2024-09-24 19:26:04.317 GMT [32] LOG:  listening on IPv4 address "0.0.0.0", port 5432
2024-09-24 19:26:04.317 GMT [32] LOG:  listening on IPv6 address "::", port 5432

Dockerfile also does nothing,it just sets the data folder and and moves the init-conf.sh to the appropiate place.

FROM postgres:16-bookworm

RUN apt update
RUN apt install -y -V ca-certificates lsb-release wget
# omitted pgoonga installation codes that does not interfere with networking
RUN mkdir -p /docker-entrypoint-initdb.d
RUN mkdir -p /var/lib/postgresql/data/docker
COPY init-conf.sh /etc/postgresql/init-conf.sh
RUN chmod +x /etc/postgresql/init-conf.sh
COPY docker-entrypoint-initdb.d /docker-entrypoint-initdb.d

and primary? IT. IS. SAME.

    db:
        build:
          context: .
          # dockerfile is same as replica, only that init-conf is ran as initialization script now and docker-entrypoint is removed BUT IT CHANGES NOTHING RELATED TO NETWORKING
          dockerfile: db.Dockerfile
        env_file:
          - '.env'
        ports:
            - ${POSTGRES_PRIMARY_PORT:-5432}:5432
        volumes:
            - ./pg_hba.conf:/etc/postgresql/pg_hba.conf
            - ./postgresql.conf:/etc/postgresql/postgresql.conf
            - postgres_primary_data:/var/lib/postgresql/data/docker
        command: |
            postgres 
            -c wal_level=replica 
            -c hot_standby=on 
            -c max_wal_senders=10 
            -c max_replication_slots=10 
            -c hot_standby_feedback=on

it starts just the same

2024-09-24 19:26:02.264 GMT [1] LOG:  starting PostgreSQL 16.4 (Debian 16.4-1.pgdg120+1) on aarch64-unknown-linux-gnu, compiled by gcc (Debian 12.2.0-14) 12.2.0, 64-bit
2024-09-24 19:26:02.264 GMT [1] LOG:  listening on IPv4 address "0.0.0.0", port 5432
2024-09-24 19:26:02.264 GMT [1] LOG:  listening on IPv6 address "::", port 5432
2024-09-24 19:26:02.266 GMT [1] LOG:  listening on Unix socket "/var/run/postgresql/.s.PGSQL.5432"
2024-09-24 19:26:02.268 GMT [73] LOG:  database system was shut down at 2024-09-24 19:26:02 GMT
2024-09-24 19:26:02.270 GMT [1] LOG:  database system is ready to accept connections

bouncer can connect to the primary just fine.

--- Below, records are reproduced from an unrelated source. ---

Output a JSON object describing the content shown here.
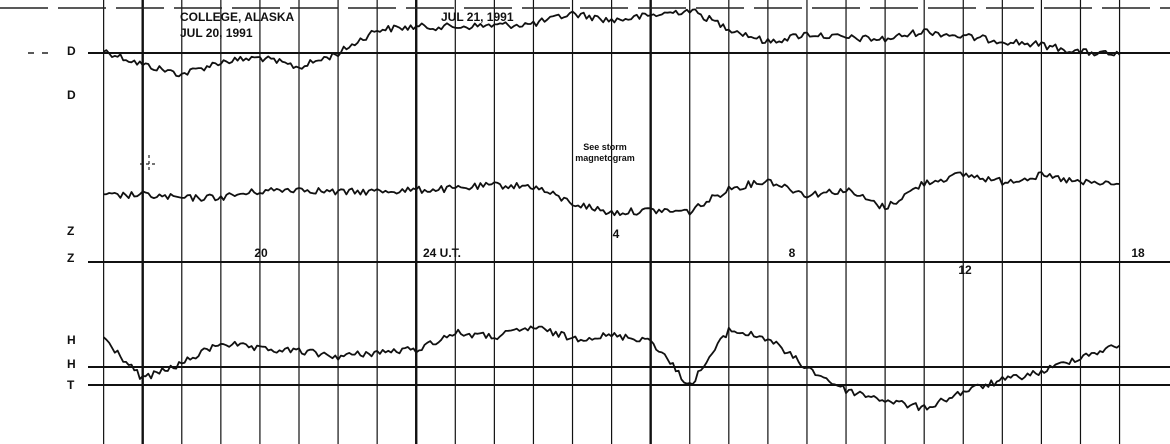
{
  "chart_data": {
    "type": "line",
    "station_header": [
      "COLLEGE, ALASKA",
      "JUL 20, 1991"
    ],
    "date_header": "JUL 21, 1991",
    "annotation": [
      "See storm",
      "magnetogram"
    ],
    "baseline_labels": [
      {
        "label": "D"
      },
      {
        "label": "D"
      },
      {
        "label": "Z"
      },
      {
        "label": "Z"
      },
      {
        "label": "H"
      },
      {
        "label": "H"
      },
      {
        "label": "T"
      }
    ],
    "time_ticks": [
      {
        "ut_hour": 20,
        "label": "20"
      },
      {
        "ut_hour": 24,
        "label": "24 U.T."
      },
      {
        "ut_hour": 28,
        "label": "4"
      },
      {
        "ut_hour": 32,
        "label": "8"
      },
      {
        "ut_hour": 36,
        "label": "12"
      },
      {
        "ut_hour": 42,
        "label": "18"
      }
    ],
    "x_range_ut_hours": [
      15.6,
      42.6
    ],
    "grid": "vertical hour lines",
    "series": [
      {
        "component": "D",
        "ut_hours": [
          16,
          17,
          18,
          19,
          20,
          21,
          22,
          23,
          24,
          25,
          26,
          27,
          28,
          29,
          30,
          31,
          32,
          33,
          34,
          35,
          36,
          37,
          38,
          39,
          40,
          41,
          42
        ],
        "rel_level": [
          0.62,
          0.42,
          0.28,
          0.46,
          0.52,
          0.38,
          0.58,
          0.92,
          0.96,
          0.96,
          0.98,
          1.0,
          1.15,
          1.05,
          1.12,
          1.2,
          0.94,
          0.74,
          0.86,
          0.8,
          0.78,
          0.9,
          0.82,
          0.76,
          0.7,
          0.6,
          0.56
        ]
      },
      {
        "component": "Z",
        "ut_hours": [
          16,
          17,
          18,
          19,
          20,
          21,
          22,
          23,
          24,
          25,
          26,
          27,
          28,
          29,
          30,
          31,
          32,
          33,
          34,
          35,
          36,
          37,
          38,
          39,
          40,
          41,
          42
        ],
        "rel_level": [
          0.6,
          0.62,
          0.56,
          0.58,
          0.68,
          0.72,
          0.66,
          0.68,
          0.7,
          0.72,
          0.78,
          0.76,
          0.48,
          0.32,
          0.36,
          0.34,
          0.72,
          0.86,
          0.62,
          0.7,
          0.4,
          0.82,
          0.96,
          0.84,
          0.94,
          0.82,
          0.8
        ]
      },
      {
        "component": "H",
        "ut_hours": [
          16,
          17,
          18,
          19,
          20,
          21,
          22,
          23,
          24,
          25,
          26,
          27,
          28,
          29,
          30,
          31,
          32,
          33,
          34,
          35,
          36,
          37,
          38,
          39,
          40,
          41,
          42
        ],
        "rel_level": [
          0.88,
          0.3,
          0.52,
          0.82,
          0.72,
          0.7,
          0.62,
          0.68,
          0.72,
          0.96,
          0.9,
          1.04,
          0.88,
          0.92,
          0.86,
          0.2,
          1.0,
          0.88,
          0.46,
          0.14,
          0.0,
          -0.12,
          0.12,
          0.28,
          0.4,
          0.62,
          0.78
        ]
      }
    ]
  }
}
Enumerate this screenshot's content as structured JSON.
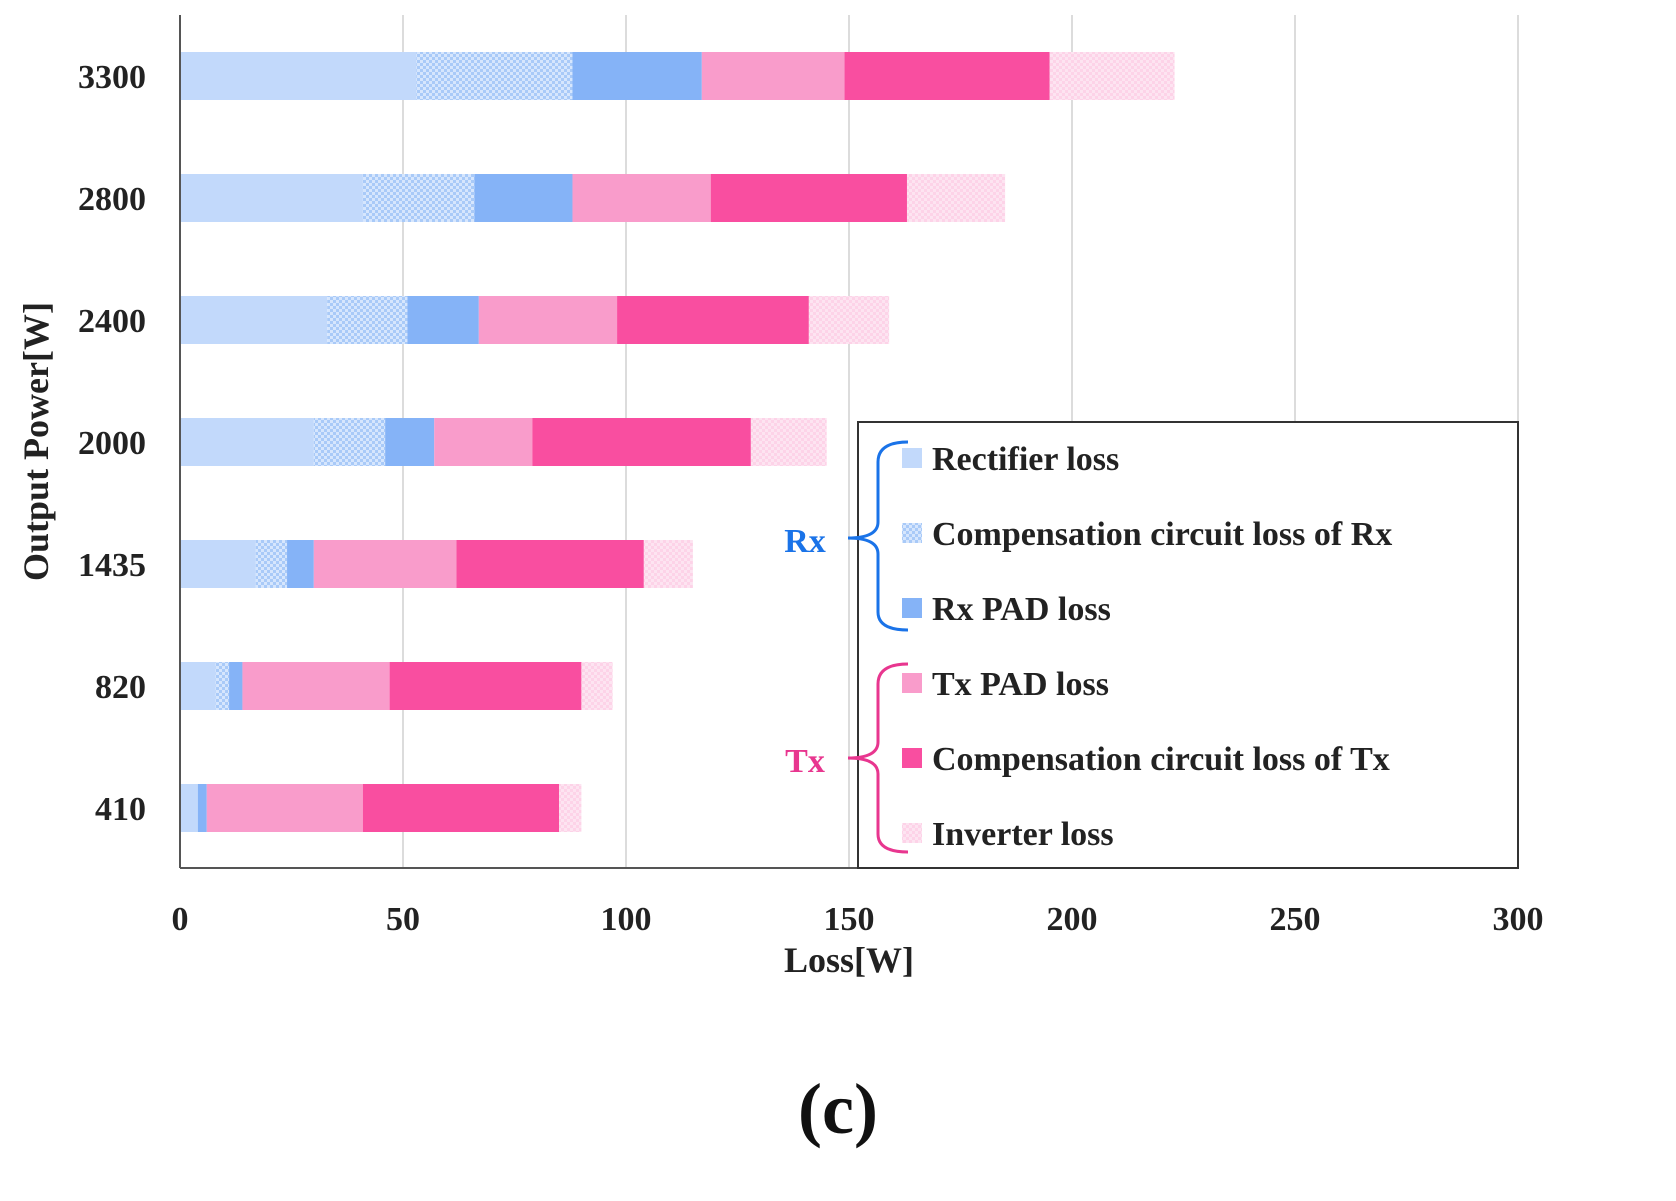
{
  "chart_data": {
    "type": "bar",
    "orientation": "horizontal",
    "stacked": true,
    "xlabel": "Loss[W]",
    "ylabel": "Output Power[W]",
    "xlim": [
      0,
      300
    ],
    "xticks": [
      0,
      50,
      100,
      150,
      200,
      250,
      300
    ],
    "grid": "vertical",
    "categories": [
      "410",
      "820",
      "1435",
      "2000",
      "2400",
      "2800",
      "3300"
    ],
    "series": [
      {
        "name": "Rectifier loss",
        "group": "Rx",
        "color": "#c2d9fb",
        "pattern": "none",
        "values": [
          4,
          8,
          17,
          30,
          33,
          41,
          53
        ]
      },
      {
        "name": "Compensation circuit loss of Rx",
        "group": "Rx",
        "color": "#a9caf8",
        "pattern": "grid",
        "values": [
          0,
          3,
          7,
          16,
          18,
          25,
          35
        ]
      },
      {
        "name": "Rx PAD loss",
        "group": "Rx",
        "color": "#85b3f7",
        "pattern": "none",
        "values": [
          2,
          3,
          6,
          11,
          16,
          22,
          29
        ]
      },
      {
        "name": "Tx PAD loss",
        "group": "Tx",
        "color": "#f99ccb",
        "pattern": "none",
        "values": [
          35,
          33,
          32,
          22,
          31,
          31,
          32
        ]
      },
      {
        "name": "Compensation circuit loss of Tx",
        "group": "Tx",
        "color": "#f94ea0",
        "pattern": "none",
        "values": [
          44,
          43,
          42,
          49,
          43,
          44,
          46
        ]
      },
      {
        "name": "Inverter loss",
        "group": "Tx",
        "color": "#fdd3e8",
        "pattern": "fine",
        "values": [
          5,
          7,
          11,
          17,
          18,
          22,
          28
        ]
      }
    ],
    "legend": {
      "position": "bottom-right",
      "groups": [
        {
          "label": "Rx",
          "color": "#1a73e8"
        },
        {
          "label": "Tx",
          "color": "#e8368f"
        }
      ]
    }
  },
  "panel_label": "(c)"
}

gbouncer 19:25:57.96 INFO  ==> Validating settings in PGBOUNCER_* env vars...
pgbouncer 19:25:57.96 INFO  ==> Initializing PgBouncer...
pgbouncer 19:25:57.97 INFO  ==> Waiting for PostgreSQL backend to be accessible
pgbouncer 19:26:02.49 INFO  ==> Backend db:5432 accessible
pgbouncer 19:26:02.49 INFO  ==> Configuring credentials
pgbouncer 19:26:02.50 INFO  ==> Creating configuration file
pgbouncer 19:26:02.60 INFO  ==> Loading custom scripts...
pgbouncer 19:26:02.61 INFO  ==> ** PgBouncer setup finished! **

Solution

  • You are trying to connect to port 5433 (which you have wired up on the host) but directly on the container.

    "db-replica" (172.17.0.4), port 5433 failed

    Configure port 5432 (where postgresql is listening in the container) instead.